80 (TCP), 443 (TCP), 5985 (TCP), 5986 (TCP)
 
 

For additional information on the requirements for accessing the Azure Service Bus, please refer to the Microsoft documentation.


Important note about Multi-Factor authentication

If you implemented Multi-Factor Authentication (MFA) for accessing your Microsoft 365 cloud services, please mind creating a conditional access policy that excludes your on-premises Hybrid Connector IP address for asking any second-factor authentication for the CoreView service account CoreView named:

4ward365.admin@yourdomain.onmicrosoft.com

Without that exception policy, your CoreView tenant won’t be able to open any management session.

Please also mind your Hybrid Connector IP address could be behind a NAT applied by your network gateway for connecting to public networks such as the Internet. We recommend checking with your network specialist to identify your public IP address used by your on-premises for connecting to the public networks.

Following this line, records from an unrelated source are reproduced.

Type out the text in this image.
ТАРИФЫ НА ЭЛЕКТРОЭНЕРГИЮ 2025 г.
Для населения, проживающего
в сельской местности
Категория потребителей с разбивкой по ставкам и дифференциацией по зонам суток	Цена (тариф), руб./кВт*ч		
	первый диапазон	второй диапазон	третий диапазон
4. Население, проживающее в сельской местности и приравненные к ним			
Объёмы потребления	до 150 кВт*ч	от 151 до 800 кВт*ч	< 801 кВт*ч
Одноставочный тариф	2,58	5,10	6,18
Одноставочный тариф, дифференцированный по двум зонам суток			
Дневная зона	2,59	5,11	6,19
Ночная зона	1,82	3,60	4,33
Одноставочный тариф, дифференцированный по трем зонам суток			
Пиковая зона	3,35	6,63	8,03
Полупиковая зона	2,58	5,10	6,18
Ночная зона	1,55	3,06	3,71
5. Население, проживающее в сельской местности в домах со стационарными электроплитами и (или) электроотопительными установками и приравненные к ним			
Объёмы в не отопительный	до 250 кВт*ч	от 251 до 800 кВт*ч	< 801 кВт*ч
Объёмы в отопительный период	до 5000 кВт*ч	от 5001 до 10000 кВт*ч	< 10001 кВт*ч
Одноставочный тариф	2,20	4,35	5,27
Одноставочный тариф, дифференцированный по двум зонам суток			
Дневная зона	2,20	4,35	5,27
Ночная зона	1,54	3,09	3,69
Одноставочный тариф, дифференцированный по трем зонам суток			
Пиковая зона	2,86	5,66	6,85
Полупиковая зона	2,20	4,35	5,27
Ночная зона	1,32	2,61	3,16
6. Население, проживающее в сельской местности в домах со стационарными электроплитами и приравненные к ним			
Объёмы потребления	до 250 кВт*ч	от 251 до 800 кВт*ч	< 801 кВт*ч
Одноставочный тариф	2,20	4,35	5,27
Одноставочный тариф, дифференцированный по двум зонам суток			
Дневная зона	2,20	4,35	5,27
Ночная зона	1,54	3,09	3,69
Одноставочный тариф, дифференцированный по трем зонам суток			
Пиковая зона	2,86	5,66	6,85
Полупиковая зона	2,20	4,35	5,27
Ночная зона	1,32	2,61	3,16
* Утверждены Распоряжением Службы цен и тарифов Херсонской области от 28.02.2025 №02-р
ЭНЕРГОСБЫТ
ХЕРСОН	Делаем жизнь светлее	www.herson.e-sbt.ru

For more information about conditional access exception policy, please refer to the Microsoft documentation.


Security requirements

The following security requirements apply to CoreView’s on-premises functionality:

Type Minimum Permissions
CoreView Configuration Tenant Admin
Hybrid Agent Deployment Local or Domain Administrator
Active Directory Service Account Domain Administrator (**)
Exchange Service Account Organization Administrator Role
Exchange PowerShell Virtual Directory  Set to Basic or Integrated Authentication (*)

(*) Important note about Exchange Virtual Directory configuration:

There are two methods for configuring authentication when setting up the PowerShell virtual directory for remote access. If Basic authentication is enabled, SSL must also be enabled and configured with a valid public certificate.  

(**) If your company has security policies that don't allow setting service accounts with domain admin permission, please refer to the chapter “Hardening CoreView Hybrid Connector service accounts’ permissions” below.

If SSL is not enabled, then Windows Authentication should be set. In this scenario, you must configure gMSA for the Hybrid Connector hosting server and configure your CoreView Hybrid Connector to support the gMSA settings.

For more information about the settings of Exchange Powershell virtual directory refer to the Microsoft documentation.


Software requirements

The following software requirements apply to CoreView’s on-premises functionality:

Software or Services Minimum Requirements
CoreView SaaS Solution SKUs CoreSuite, ONPREM SKU, OS2019 SKU
CoreView Hybrid Agent Version > 1.0.6
Docker Version See chapter below

Docker engine installation

Please refer to the Microsoft documentation for the instructions to deploy docker service in your hosting server.

Please note that proceeding with this operation will trigger an automatic server reboot.